PS46 The Complex Association Between Blood Glucose Concentration and Birth Weight in Women with Pre-Gestational Diabetes
- 1Institute of Health & Society, Newcastle University, Newcastle upon Tyne, UK
- 2Institute of Cellular Medicine, Newcastle University, Newcastle upon Tyne, UK
- 3James Cook University Hospital, South Tees Hospitals NHS Foundation Trust, Middleborough, UK
- 4Regional Maternity Survey Office, North East Public Health Observatory, Newcastle upon Tyne, UK
Background Large fetal size (macrosomia) is a frequent pregnancy complication in women with diabetes. High blood glucose during pregnancy is hypothesised to explain much of the association, but previous investigations have presented equivocal results. This could be due to inadequate adjustment for confounding factors or a non-uniform association between blood glucose concentration and birth weight.
This study investigated the association between blood glucose concentrations during early and late pregnancy and birth weight in women with pre-gestational diabetes, whilst accounting for a range of potentially relevant clinical and socio-demographic factors.
Methods All singleton births in women with pre-gestational diabetes delivered during 1996–2008 were identified from the Northern Diabetes in Pregnancy, a population-based survey of all pregnancies occurring in women with pre-gestational diabetes in the North of England. Cases of congenital anomaly (identified from the Northern Congenital Abnormality Survey) were excluded.
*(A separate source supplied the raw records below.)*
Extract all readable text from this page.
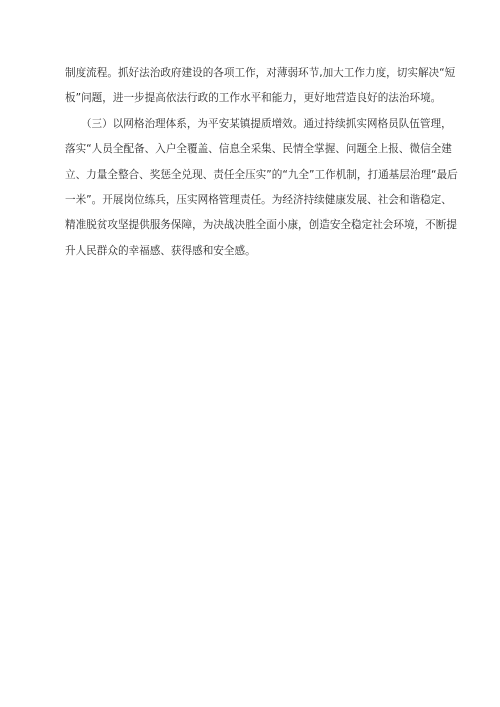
制度流程。抓好法治政府建设的各项工作，对薄弱环节,加大工作力度，切实解决“短
板”问题，进一步提高依法行政的工作水平和能力，更好地营造良好的法治环境。
　　（三）以网格治理体系，为平安某镇提质增效。通过持续抓实网格员队伍管理，
落实“人员全配备、入户全覆盖、信息全采集、民情全掌握、问题全上报、微信全建
立、力量全整合、奖惩全兑现、责任全压实”的“九全”工作机制，打通基层治理“最后
一米”。开展岗位练兵，压实网格管理责任。为经济持续健康发展、社会和谐稳定、
精准脱贫攻坚提供服务保障，为决战决胜全面小康，创造安全稳定社会环境，不断提
升人民群众的幸福感、获得感和安全感。
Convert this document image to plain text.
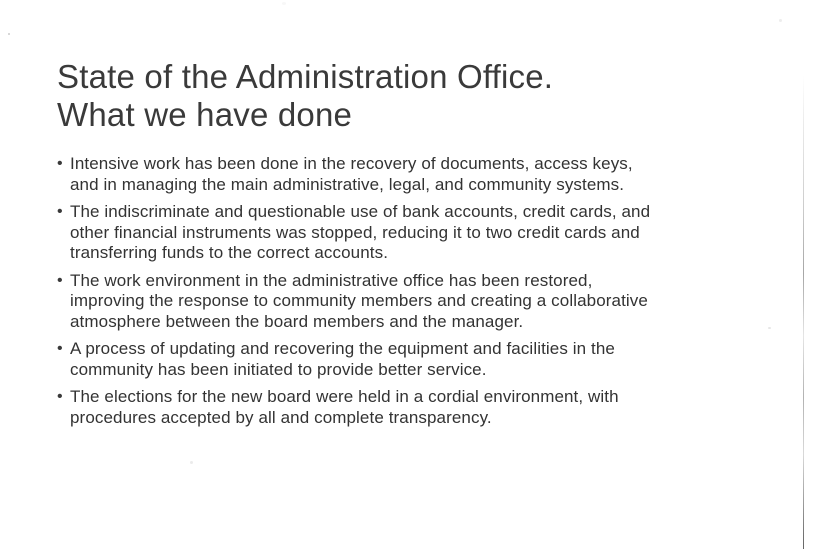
State of the Administration Office.
What we have done
• Intensive work has been done in the recovery of documents, access keys,
and in managing the main administrative, legal, and community systems.
• The indiscriminate and questionable use of bank accounts, credit cards, and
other financial instruments was stopped, reducing it to two credit cards and
transferring funds to the correct accounts.
• The work environment in the administrative office has been restored,
improving the response to community members and creating a collaborative
atmosphere between the board members and the manager.
• A process of updating and recovering the equipment and facilities in the
community has been initiated to provide better service.
• The elections for the new board were held in a cordial environment, with
procedures accepted by all and complete transparency.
Three measures of glycated haemoglobin concentration (HbA1c) were obtained, to estimate the blood glucose concentration around conception, and during the second and third trimesters. The associations between HbA1c at these time points, a range of other clinical and socio-demographic variables, and birth weight were examined by multiple linear regression. The total and indirect associations were further examined by path-analysis. Gestational age was modelled as a three-order polynomial.
Results Increasing peri-conceptional HbA1c was associated with reduction in birth weight (adjusted regression coefficient, b=-50.4 grams per 1%, 95% CI: -71.1 to -29.6), while increasing third-trimester HbA1c was associated with increase in birth weight (b=171.9 grams per 1%, 95% CI: 132.1–211.7). There was no association between birth weight and second-trimester HbA1c.
Of the other variables in the adjusted model; male sex, increasing maternal height, increasing maternal BMI, multiparity, and later gestational age at delivery were all significantly associated with larger birth weight, while increasing maternal age, later gestational age at booking, maternal smoking, history of pre-pregnancy nephropathy or retinopathy were all significantly associated with smaller birth weight.
Maternal socio-economic status (estimated from maternal postcode at birth) was associated with a range of birth weight modifiers (maternal height, BMI, age, parity, smoking status, and periconceptional HbA1c), but as these acted in opposite directions, the overall effect on birth weight was negligible.
Conclusion Maternal blood glucose concentrations are associated with birth weight, but the association is complex, reversing as pregnancy progresses. For women with pre-gestational diabetes, maintaining good glucose control throughout pregnancy is likely to be associated with the lowest risk of pathological fetal size.